Speaking at a side event related to the ongoing G-20 summit hosted under the presidency of Saudi Arabia, Prime Minister Narendra Modi noted that India was not only meeting its Paris Agreement targets, but also exceeding them. In particular, he said that India would meet the goal of 175 gigawatts (Gw) of renewable energy capacity “well before the target of 2022”, and added that the new target was for 450 Gw of renewable energy capacity by the year 2030. The prime minister’s re-commitment to meeting the 2022 targets, and his optimism are doubly welcome. He has set very ambitious goals, which are a significant step-up from those set by the previous administration. The 175-Gw target included sub-targets of 100 Gw for solar energy and 60 Gw for wind energy; the former are dependent upon imported photovoltaic cells and modules, which have come under increased levels of scrutiny from tariff authorities in recent months.

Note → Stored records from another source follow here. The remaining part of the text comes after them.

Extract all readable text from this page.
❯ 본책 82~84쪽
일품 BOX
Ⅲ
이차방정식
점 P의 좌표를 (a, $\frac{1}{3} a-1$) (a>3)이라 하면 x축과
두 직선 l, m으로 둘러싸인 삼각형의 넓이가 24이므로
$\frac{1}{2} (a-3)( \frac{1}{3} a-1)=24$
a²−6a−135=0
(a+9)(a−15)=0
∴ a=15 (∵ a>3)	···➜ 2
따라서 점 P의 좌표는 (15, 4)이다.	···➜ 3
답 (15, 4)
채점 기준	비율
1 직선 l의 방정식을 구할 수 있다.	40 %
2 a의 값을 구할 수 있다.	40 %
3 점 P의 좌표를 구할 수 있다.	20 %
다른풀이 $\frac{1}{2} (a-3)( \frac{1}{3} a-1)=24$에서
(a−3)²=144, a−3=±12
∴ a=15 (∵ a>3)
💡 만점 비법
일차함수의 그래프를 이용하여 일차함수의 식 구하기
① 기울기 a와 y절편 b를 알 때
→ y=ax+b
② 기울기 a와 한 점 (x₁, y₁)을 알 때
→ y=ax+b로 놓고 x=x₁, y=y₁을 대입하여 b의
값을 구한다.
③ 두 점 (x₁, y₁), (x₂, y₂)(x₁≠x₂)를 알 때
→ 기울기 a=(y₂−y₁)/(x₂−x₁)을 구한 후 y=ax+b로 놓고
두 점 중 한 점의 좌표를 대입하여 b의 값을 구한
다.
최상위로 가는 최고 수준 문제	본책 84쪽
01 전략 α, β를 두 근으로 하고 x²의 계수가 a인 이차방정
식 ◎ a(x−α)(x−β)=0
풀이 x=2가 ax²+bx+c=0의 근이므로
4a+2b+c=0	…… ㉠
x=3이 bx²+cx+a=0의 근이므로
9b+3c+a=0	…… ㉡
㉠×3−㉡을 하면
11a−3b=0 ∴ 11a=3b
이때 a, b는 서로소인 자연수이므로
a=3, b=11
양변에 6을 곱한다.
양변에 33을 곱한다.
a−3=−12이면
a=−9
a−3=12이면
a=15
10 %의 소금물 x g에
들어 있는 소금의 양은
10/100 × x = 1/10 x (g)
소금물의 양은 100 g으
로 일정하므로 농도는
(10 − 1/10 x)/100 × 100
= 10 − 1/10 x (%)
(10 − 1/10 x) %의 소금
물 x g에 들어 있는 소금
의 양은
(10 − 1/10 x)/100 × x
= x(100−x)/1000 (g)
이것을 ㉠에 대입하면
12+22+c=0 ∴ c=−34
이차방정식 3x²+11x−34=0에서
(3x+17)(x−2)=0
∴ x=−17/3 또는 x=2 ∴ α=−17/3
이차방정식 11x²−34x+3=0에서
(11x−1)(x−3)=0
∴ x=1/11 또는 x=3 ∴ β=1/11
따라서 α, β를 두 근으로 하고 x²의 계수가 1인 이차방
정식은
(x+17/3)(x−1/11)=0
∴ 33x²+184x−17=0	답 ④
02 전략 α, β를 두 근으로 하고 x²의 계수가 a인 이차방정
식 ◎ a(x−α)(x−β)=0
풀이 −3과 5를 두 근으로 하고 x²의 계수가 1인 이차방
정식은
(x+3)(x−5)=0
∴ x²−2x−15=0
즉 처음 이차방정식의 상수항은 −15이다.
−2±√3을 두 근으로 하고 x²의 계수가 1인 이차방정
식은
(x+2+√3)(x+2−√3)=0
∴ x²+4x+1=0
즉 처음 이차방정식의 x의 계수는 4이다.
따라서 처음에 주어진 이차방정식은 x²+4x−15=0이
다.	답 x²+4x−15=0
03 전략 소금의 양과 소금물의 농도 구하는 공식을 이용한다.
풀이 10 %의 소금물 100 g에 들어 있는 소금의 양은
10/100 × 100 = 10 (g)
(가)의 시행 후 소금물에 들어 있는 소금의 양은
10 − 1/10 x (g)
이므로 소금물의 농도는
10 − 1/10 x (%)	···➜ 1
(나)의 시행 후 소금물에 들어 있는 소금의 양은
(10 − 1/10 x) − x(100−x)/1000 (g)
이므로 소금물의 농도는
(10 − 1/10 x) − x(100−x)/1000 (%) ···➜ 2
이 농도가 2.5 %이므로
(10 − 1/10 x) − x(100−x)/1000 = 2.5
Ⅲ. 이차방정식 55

But the confidence does not appear to be shared by many in the industry, with a survey of chief executives of 40 Indian and international businesses in the sector in July this year suggesting that only 50 Gw of solar power and 10 Gw of wind energy capacity would be added in the next five years in India, to add to the 70 Gw or thereabouts of renewable capacity currently installed or in active projects in India. This means that the 175-Gw target did not appear within reach at least during the pandemic; whether the prime minister is more correct about a sharp bounce-back from the pandemic’s effects, or the sectoral leaders are, is the open question. This year has been a definite problem: According to Wood Mackenzie, solar installations in India in 2020 may drop by more than 40 per cent to less than 5 Gw — the lowest level since 2016.
One problem is that the 175-Gw target has been made subordinate to other policy directives and concerns. The increasing tensions with China have caused not just informal go-slows in terms of delivery of previously ordered components, but the aforementioned safeguard duties and even a proposal that the basic Customs duty of 20 per cent be levied. While the desire to ensure that a domestic supply chain is built up for photovoltaic components is a laudable and praiseworthy end, the fact is that this increase in costs will be harmful in the medium term and significantly hurt the race to the 100-Gw target for solar in particular.
Meanwhile, the pandemic has significantly affected distribution companies’ purchasing behaviour. Previous directives from the Union government that all discoms buy at over 20 per cent of their overall power requirements from renewable energy suppliers by 2021-22 will likely be missed, as discoms fail to transform tenders into contracts and in some cases simply fail to follow through with promised purchases or payments. Power-supply agreements have been long delayed, with 6,500 Mw of solar capacity awarded but not signed by discoms — and thus at threat of cancellation. ICRA, a credit-rating agency, has said that the revenue gap this fiscal year for discoms might be as much as Rs 45,000 crore, meaning that it will be difficult to pressure them to follow up on the mandate. This will need engagement at the highest level. With increased effort, the targets could still be met — which would be greatly to the government’s credit.